Going into Tesla's (TSLA 4.51%) fourth quarter, one of the key items to watch was whether the electric-car company would still be on track with its most recently updated Model 3 production targets. Sure enough, it was. Management said it would hit a weekly Model 3 production rate of 2,500 units by the end of its first quarter, and a weekly rate of 5,000 units by the end of Q2.
Of course, there was far more to the quarterly report than this important update on Model 3. Here are three of the most telling insights from Tesla's fourth-quarter shareholder letter.
1. Tesla expects positive operating income on a sustained basis
"A some point in 2018," Tesla said it expected to begin regularly reporting operating income.
However, this achievement will require Tesla's Model 3 production ramp to go as planned. Until Model 3 production ramps up, high per-unit costs will likely hurt Tesla's bottom line. Indeed, management is forecasting a negative gross margin for Model 3 in Q1 even if Model 3 production really does exit the quarter at a rate of 2,500 units per week.
Once Model 3 production stabilizes at a weekly rate of 5,000 units, Tesla believes the new vehicle will sport a meaty gross margin of 25%, playing a key role in achieving -- and sustaining -- positive operating income.
2. Demand for Model 3 remains extraordinary
Tesla was initially aiming to achieve a weekly production rate of 5,000 Model 3s by the end of 2017. With the target pushed back to the middle of 2018, it wouldn't be surprising to see demand start to dwindle for Model 3 as customers give up on the long wait.
But Tesla said, "Model 3 net reservations remained stable in Q4." Indeed, during the few weeks leading up to Tesla's fourth-quarter earnings release, which took place more than a month into Q1, Model 3 reservations have continued to grow, Tesla said.
Key drivers for heightened Model 3 demand, Tesla noted, were the arrival of some Model 3 units at select Tesla stores and "numerous positive reviews, including Automobile Magazine's 2018 Design of the Year award."
Last summer, Tesla said its deposit-backed net Model 3 reservations were at about 455,000.
3. Model 3 isn't cannibalizing demand for Model S and Model X
One concern before the Model 3 launched was whether the lower-cost vehicle would cannibalize demand for Tesla's Model S and Model X, which are currently the automaker's bread and butter.
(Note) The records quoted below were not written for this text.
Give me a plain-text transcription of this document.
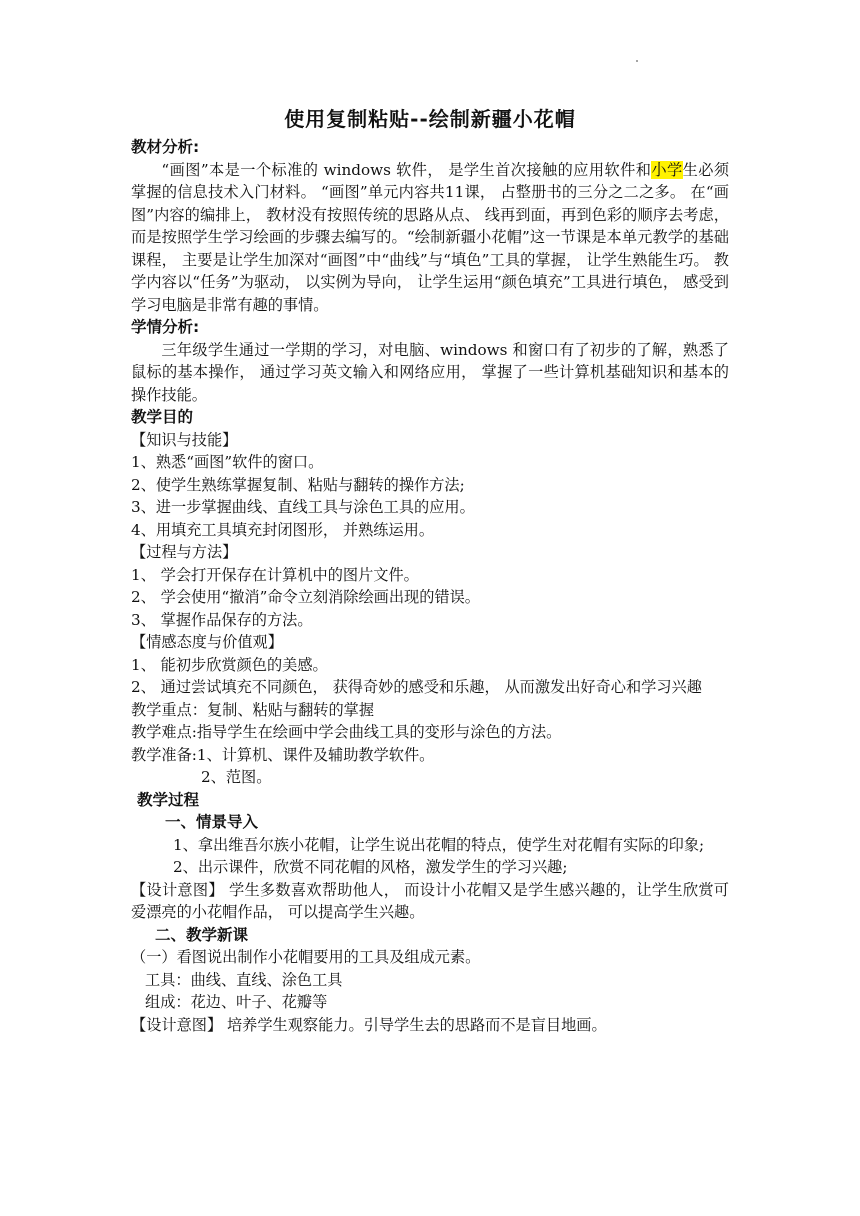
使用复制粘贴--绘制新疆小花帽
教材分析:

“画图”本是一个标准的 windows 软件， 是学生首次接触的应用软件和小学生必须掌握的信息技术入门材料。 “画图”单元内容共11课， 占整册书的三分之二之多。 在“画图”内容的编排上， 教材没有按照传统的思路从点、 线再到面，再到色彩的顺序去考虑，而是按照学生学习绘画的步骤去编写的。“绘制新疆小花帽”这一节课是本单元教学的基础课程， 主要是让学生加深对“画图”中“曲线”与“填色”工具的掌握， 让学生熟能生巧。 教学内容以“任务”为驱动， 以实例为导向， 让学生运用“颜色填充”工具进行填色， 感受到学习电脑是非常有趣的事情。

学情分析:

三年级学生通过一学期的学习，对电脑、windows 和窗口有了初步的了解，熟悉了鼠标的基本操作， 通过学习英文输入和网络应用， 掌握了一些计算机基础知识和基本的操作技能。

教学目的

【知识与技能】

1、熟悉“画图”软件的窗口。

2、使学生熟练掌握复制、粘贴与翻转的操作方法;

3、进一步掌握曲线、直线工具与涂色工具的应用。

4、用填充工具填充封闭图形， 并熟练运用。

【过程与方法】

1、 学会打开保存在计算机中的图片文件。

2、 学会使用“撤消”命令立刻消除绘画出现的错误。

3、 掌握作品保存的方法。

【情感态度与价值观】

1、 能初步欣赏颜色的美感。

2、 通过尝试填充不同颜色， 获得奇妙的感受和乐趣， 从而激发出好奇心和学习兴趣

教学重点：复制、粘贴与翻转的掌握

教学难点:指导学生在绘画中学会曲线工具的变形与涂色的方法。

教学准备:1、计算机、课件及辅助教学软件。

2、范图。

教学过程
一、情景导入

1、拿出维吾尔族小花帽，让学生说出花帽的特点，使学生对花帽有实际的印象;

2、出示课件，欣赏不同花帽的风格，激发学生的学习兴趣;

【设计意图】 学生多数喜欢帮助他人， 而设计小花帽又是学生感兴趣的，让学生欣赏可爱漂亮的小花帽作品， 可以提高学生兴趣。

二、教学新课

（一）看图说出制作小花帽要用的工具及组成元素。

工具：曲线、直线、涂色工具

组成：花边、叶子、花瓣等

【设计意图】 培养学生观察能力。引导学生去的思路而不是盲目地画。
After all, the Model 3 starts at about half the price of the Model S and Model X.
For now, this isn't happening.
There had initially been concerns about whether Model 3 would cannibalize Model S and Model X. It seems the opposite is true. In stores where Model 3 is on display, customer foot traffic has increased considerably and orders for Model S and Model X have in fact increased.
As a result, Tesla is aiming to deliver about 100,000 Model S and Model X vehicles in 2018 -- about in line with the approximately 101,000 combined deliveries of the two vehicles it saw in 2017.
Sales of the two vehicles will be limited by production constraints of its old 18650 battery form factor.
Despite a target for combined production for the two vehicles that is in line with 2017 production, Tesla still believes demand for Model S and Model X will grow -- and management plans to take advantage of it:
As our sales network continues to expand to new markets in 2018, we believe orders should continue to grow. With demand outpacing production, we plan to optimize the options mix in order to maximize gross margin.
Tesla's fourth-quarter shareholder letter can be found in full on the investor relations portion of its website.